Paradoxical boxes – PresseLib
Pierre and I like to argue. Without a few friendly spats, our relationship would be smooth and tepid. So, to protect ourselves from the boredom that awaits those who have known each other for such a long time, we throw the topics we discuss and argue into the air.
The latest one is small, funny, but also invasive. Thus, for several years now, thin wooden places of worship, commonly called “reading boxes”, have been flourishing in the squares, squares, and public spaces of cities – and even villages. The principle is simple: freedom and a tip. Anyone is free to drop or take a book from the box and there is nothing to pay. The magic: the book is free!
Since both Pierre and I are ardent defenders of the book and lovers of reading, one would have to be seriously twisted to find a germ of discord there. Well, we found it!
This is because Pierre and I are book lovers, but lovers of a different texture: I have my calm and discreet loves, he is the ayatollah of passion!
While I found many virtues in these little boxes, Pierre – loud words and abundant gestures – left in his indignation. For him, those boxes are, at best, only a dumping ground for bad literature, and at worst, a common tomb of maids where a few scavengers come to steal to make money. I could not dispute his argument on this point, since I had recently witnessed this practice (1).
But to lessen Pierre’s annoyance, I told him the story of my city wanderings: ” I walk around the city less and less at random: my circle is unconsciously outlined by the presence of reading boxes… I don’t know if I know them all, but the ones I have identified have become necessary stages on my way. Each has its own personality. I believe they are markers of the sociology of the neighborhood in which they are located. There is the Saint-Joseph church where works of literary analysis are located (many students live here); that of Lawrence Park is a box of old pensioners (with its tales of undying love, Harlequin abounds); that of Verdun is rather technical in tone; the one about the castle – normally – tells a lot about history…
And there is this box, very far from the crowd and noise of cars. It is located under an oak tree bordering the promenade. Everything here exudes peace; you can only hear the chirping of some birds, the hissing of hammers and the laughter of two or three little ones… The box has three shelves, all abundantly filled. Someone who loves classification must have gone through this because the usual clutter in this area is no longer appropriate. On the bottom shelf, the one within reach of the child, there are Mickeys, Placid and Muso, Max and the maxi-monsters, Louis is on the move, Sushi tears the bunny, Poil de carotte and Little Prince with crumpled pages from reading… On the middle shelf are detective novels (banal: it’s the easiest book to get rid of once you’ve read it), and the superior shelf is incredible; I experienced nice surprises there. I will spend the entire afternoon navigating from this shelf to a nearby bench.
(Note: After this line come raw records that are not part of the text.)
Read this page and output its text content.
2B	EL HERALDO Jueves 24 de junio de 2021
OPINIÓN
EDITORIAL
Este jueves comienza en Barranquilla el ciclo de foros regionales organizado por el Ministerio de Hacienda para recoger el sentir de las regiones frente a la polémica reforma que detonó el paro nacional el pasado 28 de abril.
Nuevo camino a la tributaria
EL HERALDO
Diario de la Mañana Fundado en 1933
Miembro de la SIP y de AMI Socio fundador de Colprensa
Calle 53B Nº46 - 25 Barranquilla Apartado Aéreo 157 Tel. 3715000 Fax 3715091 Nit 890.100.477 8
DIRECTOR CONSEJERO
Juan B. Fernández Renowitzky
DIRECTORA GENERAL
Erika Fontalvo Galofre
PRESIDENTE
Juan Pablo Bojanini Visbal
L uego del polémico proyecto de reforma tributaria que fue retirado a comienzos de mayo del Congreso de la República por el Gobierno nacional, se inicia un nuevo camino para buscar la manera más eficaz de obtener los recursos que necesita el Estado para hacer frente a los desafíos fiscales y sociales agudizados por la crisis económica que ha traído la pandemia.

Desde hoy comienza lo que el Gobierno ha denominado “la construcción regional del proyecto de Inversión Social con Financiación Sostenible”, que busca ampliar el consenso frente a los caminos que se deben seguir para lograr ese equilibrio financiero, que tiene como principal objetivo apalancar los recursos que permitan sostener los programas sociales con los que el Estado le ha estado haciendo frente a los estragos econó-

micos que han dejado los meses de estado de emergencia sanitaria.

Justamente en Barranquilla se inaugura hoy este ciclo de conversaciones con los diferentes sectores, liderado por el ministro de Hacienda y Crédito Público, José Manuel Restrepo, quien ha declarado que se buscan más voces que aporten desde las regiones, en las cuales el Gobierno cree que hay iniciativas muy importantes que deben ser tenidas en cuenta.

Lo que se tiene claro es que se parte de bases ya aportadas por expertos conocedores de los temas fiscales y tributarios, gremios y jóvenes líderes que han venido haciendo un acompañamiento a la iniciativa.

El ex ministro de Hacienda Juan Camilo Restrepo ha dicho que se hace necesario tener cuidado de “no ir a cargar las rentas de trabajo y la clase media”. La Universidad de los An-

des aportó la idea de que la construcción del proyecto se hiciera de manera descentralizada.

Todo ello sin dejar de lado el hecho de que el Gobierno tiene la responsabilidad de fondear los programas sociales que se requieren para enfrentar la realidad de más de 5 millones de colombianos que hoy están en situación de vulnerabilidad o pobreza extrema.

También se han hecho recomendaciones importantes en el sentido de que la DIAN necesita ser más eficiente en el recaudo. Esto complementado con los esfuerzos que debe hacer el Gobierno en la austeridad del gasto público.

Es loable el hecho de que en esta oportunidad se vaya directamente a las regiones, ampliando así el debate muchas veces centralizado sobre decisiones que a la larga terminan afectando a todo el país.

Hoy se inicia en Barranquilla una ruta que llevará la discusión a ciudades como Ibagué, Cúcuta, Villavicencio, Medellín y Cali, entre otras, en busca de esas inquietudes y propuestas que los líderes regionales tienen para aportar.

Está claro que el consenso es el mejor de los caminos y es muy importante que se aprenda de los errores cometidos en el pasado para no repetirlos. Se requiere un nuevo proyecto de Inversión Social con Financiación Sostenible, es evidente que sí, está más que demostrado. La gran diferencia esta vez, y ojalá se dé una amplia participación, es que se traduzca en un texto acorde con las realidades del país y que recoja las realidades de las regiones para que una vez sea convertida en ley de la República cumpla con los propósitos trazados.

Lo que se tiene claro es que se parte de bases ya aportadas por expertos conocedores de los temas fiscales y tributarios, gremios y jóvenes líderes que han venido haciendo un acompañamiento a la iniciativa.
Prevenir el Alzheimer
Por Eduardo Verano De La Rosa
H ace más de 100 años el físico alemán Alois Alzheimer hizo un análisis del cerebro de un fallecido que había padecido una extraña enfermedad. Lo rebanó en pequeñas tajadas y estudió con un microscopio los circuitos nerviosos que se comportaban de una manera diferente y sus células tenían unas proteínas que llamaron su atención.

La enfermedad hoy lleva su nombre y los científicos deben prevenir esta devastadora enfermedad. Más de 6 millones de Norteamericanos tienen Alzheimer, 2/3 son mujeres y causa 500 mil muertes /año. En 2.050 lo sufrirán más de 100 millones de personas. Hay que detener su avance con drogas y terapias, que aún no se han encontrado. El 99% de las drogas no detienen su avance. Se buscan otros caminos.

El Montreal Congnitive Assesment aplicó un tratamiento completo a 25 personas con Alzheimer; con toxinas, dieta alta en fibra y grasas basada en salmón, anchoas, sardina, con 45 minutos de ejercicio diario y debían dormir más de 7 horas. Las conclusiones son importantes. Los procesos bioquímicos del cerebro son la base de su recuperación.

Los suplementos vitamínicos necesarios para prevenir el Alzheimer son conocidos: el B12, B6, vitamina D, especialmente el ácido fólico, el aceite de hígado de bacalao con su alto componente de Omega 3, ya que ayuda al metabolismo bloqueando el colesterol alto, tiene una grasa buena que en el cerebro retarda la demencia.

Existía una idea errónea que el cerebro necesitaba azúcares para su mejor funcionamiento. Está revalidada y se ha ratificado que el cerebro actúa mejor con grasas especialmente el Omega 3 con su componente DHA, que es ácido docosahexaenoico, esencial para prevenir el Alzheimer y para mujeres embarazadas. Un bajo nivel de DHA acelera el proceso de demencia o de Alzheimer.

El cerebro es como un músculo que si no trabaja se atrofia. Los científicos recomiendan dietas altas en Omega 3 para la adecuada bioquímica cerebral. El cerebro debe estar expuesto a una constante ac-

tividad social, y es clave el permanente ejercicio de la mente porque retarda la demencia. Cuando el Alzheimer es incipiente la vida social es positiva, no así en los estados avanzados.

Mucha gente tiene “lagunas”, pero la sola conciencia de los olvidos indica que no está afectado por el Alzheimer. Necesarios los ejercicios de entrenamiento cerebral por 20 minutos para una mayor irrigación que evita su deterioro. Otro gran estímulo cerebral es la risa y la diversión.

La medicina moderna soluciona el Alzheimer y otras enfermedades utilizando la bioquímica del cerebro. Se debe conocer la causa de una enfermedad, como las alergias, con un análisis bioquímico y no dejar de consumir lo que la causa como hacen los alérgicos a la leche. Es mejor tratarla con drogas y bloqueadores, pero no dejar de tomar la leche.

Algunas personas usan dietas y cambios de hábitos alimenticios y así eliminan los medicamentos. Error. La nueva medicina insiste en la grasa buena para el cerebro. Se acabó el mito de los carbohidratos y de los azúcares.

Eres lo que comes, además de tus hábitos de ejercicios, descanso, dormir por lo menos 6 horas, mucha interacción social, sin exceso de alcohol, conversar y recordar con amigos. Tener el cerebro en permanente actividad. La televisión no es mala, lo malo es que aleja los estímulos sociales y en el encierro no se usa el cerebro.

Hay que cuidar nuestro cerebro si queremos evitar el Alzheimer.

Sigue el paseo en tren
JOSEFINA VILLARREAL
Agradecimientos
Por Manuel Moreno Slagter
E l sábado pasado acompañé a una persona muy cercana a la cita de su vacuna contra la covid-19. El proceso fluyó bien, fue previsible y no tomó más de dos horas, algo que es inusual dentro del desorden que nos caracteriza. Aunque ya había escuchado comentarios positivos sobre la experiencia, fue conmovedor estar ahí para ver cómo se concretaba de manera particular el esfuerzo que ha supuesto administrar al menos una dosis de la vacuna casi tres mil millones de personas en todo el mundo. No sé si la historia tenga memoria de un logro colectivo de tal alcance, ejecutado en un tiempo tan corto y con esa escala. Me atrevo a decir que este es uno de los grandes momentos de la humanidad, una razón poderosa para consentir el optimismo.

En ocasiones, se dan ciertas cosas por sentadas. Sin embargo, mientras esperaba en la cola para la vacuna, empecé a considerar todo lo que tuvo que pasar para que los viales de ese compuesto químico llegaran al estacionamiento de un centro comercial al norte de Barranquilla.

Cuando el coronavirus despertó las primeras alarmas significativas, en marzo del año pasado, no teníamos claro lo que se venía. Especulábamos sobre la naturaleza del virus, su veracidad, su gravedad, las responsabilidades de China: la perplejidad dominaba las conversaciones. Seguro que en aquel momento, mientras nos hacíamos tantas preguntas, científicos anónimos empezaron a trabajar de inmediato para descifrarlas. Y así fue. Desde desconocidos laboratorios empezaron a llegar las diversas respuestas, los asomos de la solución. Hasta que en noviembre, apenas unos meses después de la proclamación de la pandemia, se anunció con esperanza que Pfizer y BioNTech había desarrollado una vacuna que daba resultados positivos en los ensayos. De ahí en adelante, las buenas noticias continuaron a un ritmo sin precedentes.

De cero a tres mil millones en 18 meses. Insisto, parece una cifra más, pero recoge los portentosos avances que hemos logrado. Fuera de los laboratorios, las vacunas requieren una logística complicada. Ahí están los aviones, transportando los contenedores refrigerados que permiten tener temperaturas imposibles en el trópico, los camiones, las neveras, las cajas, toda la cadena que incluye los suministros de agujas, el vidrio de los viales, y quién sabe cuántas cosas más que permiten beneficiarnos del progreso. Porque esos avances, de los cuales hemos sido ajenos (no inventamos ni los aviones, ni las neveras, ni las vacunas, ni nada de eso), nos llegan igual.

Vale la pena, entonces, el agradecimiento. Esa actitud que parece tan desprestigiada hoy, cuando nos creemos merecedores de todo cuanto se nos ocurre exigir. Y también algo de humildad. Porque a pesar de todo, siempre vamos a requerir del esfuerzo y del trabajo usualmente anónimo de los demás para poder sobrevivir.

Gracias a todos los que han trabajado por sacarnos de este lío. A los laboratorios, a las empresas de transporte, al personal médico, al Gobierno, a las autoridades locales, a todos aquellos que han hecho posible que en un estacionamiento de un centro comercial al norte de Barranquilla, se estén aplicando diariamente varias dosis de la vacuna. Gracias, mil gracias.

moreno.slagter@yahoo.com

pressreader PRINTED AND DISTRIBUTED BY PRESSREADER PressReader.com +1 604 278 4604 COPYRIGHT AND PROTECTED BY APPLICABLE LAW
I set a rule for myself: I don’t choose, I trust chance: I reach out and take the first book I can get my hands on and devote at least a quarter of an hour to reading it. Here are the results: The Executioner’s Song (Norman Mailer), Things Hidden Since the Beginning of the World (René Girard), The Man We Believed In (Paul Pavlowitch), La Désirade (Jean-François Deniau), I Am That Underlines (Nina Berberova) and The Je -ne-sais-quoi and the Almost Nothing (Wladimir Jankélévitch) for which I reserved a special fate: that one, I did not return it to its shelf, I kept it for myself and its meticulous reading occupies a large part of my nights. As it is now covered with notes, it will never return to the book case. He became one of my bedside friends. »
(1) I put a beautiful travel book in a box, I found it a week later on the shelves of a bookstore for 8 euros.